The bottlebrush thrives in slightly alkaline soil, but it’s not a picky plant when it comes to soil type. The bottlebrush grows equally well in sandy soil and clay soil. To give the best care to your plant, ensure the soil pH is between 5.5 and 7.
It prefers well-drained soil; soggy soil can lead to fungal infections. Nutrient-rich soil is beneficial to the growth of your bottlebrush. You can enhance the soil by adding compost. Before doing that, remove any mulch from around the plant. Place it over dry soil to prevent water evaporation.
Working with sandy soil can be tricky; you want the root to permeate for better grip. Add perlite over sandy soil and some mulch to hold in the moisture.
Take your plant care the extra mile by giving the best fertilizer. What the soil can’t provide in terms of nutrients, the fertilizer definitely will. Give the first round to a young bottlebrush during early or late spring. The plant won’t need any fertilizer during the winter as no growth takes place during this time.
A fertilizer with high phosphorus will grow brighter flowers. If you’re still not satisfied with the flowers, give the plant liquid fertilizer or bone meal for additional supplements. Follow instructions on the fertilizer bag if you’re unsure about how much to give to the bottlebrush.
Prune your bottlebrush regularly to train its growth. After every flowering, prune the young plants by snipping away the old flowers. Pruning before spring will ensure a healthier bloom of flowers.

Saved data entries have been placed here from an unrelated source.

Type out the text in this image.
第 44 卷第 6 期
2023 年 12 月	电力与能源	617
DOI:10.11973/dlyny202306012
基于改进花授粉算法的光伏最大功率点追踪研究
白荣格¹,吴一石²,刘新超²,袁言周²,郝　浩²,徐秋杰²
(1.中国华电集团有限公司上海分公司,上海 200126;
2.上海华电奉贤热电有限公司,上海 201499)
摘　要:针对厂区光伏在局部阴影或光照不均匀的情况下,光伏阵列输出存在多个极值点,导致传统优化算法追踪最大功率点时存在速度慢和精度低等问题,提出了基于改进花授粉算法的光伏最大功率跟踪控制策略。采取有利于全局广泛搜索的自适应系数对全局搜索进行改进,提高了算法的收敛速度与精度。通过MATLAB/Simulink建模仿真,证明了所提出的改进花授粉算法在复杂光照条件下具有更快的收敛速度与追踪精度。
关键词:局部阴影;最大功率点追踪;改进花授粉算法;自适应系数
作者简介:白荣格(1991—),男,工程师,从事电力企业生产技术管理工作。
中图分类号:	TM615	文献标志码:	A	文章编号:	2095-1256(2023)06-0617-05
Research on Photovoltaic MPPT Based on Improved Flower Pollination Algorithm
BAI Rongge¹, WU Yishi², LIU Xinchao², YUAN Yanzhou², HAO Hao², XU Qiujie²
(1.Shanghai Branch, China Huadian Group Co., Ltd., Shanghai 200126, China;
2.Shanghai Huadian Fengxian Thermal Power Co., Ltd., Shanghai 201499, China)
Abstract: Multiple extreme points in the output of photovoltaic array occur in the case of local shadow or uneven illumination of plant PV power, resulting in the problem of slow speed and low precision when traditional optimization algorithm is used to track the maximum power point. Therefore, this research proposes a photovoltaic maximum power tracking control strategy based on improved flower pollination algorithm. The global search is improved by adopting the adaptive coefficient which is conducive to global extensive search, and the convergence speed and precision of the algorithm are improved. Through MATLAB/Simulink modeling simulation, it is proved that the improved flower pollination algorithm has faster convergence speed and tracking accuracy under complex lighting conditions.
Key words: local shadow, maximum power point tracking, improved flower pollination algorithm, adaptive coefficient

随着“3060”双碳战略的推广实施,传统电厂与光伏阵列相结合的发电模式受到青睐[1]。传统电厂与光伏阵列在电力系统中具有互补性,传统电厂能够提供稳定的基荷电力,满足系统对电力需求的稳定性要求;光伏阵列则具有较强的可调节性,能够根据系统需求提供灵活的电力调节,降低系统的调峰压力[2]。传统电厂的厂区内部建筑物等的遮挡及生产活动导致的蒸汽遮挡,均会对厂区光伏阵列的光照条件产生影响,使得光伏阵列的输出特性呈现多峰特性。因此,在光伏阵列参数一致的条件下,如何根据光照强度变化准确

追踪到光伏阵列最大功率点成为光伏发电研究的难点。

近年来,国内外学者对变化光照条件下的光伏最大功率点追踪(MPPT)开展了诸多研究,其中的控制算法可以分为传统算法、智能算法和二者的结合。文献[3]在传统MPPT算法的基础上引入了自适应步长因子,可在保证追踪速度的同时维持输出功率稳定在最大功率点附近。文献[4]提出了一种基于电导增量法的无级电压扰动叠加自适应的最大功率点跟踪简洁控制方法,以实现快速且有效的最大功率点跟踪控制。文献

You can train your bottlebrush to grow into a multi-stem shrub or a tree with the right pruning technique. A tree will need its drooping branches to be cut regularly, as they obstruct passageways. When pruned the right way, it will grow more flowers. Always remove suckers from the bottlebrush plant.
It’s best to remove any damaged or dead stems from the plant as they have completed their life cycle. Brown inner stems can be reversed by removing the outer parts. This will ensure sunlight reaches the innermost plant as well.
How To Save a Bottlebrush Tree
Is your bottlebrush not in the best of health? It could be due to the following culprits:
Though the bottlebrush is immune to most pests, insects like sawfly larvae, scale, and web moths render it defenseless. The pests harm the plant by eating away the foliage. The web moth is the most harmful as it forms cocoons and especially affects younger plants.
Keep an eye on young bottlebrushes, if you see any leaves webbed together into a cocoon, immediately remove and dispose of them. This will prevent any larvae from spreading. Take care of your plant by applying neem oil or azadirachtin spray.
Many diseases can affect the bottlebrush but the main culprit behind most of them is overwatering. Root rot, powdery mildew, and leaf spots are all fungal growths that develop due to damp soil.
A bottlebrush suffering from fungal disease will lose its chlorophyll (its greenness) and eventually die. The best cure to this is withholding any water.
Only water the plant when it needs it. If the soil is still damp then avoid watering. The plant can be saved by pruning the damaged parts, make sure to sterilize the shears to prevent cross-contamination.
Watering foliage can lead to leaf spots, which is limited to a couple of leaves but won’t cause much harm. Prevent leaf spots from spreading by making sure the plant has enough airflow to let the leaves dry.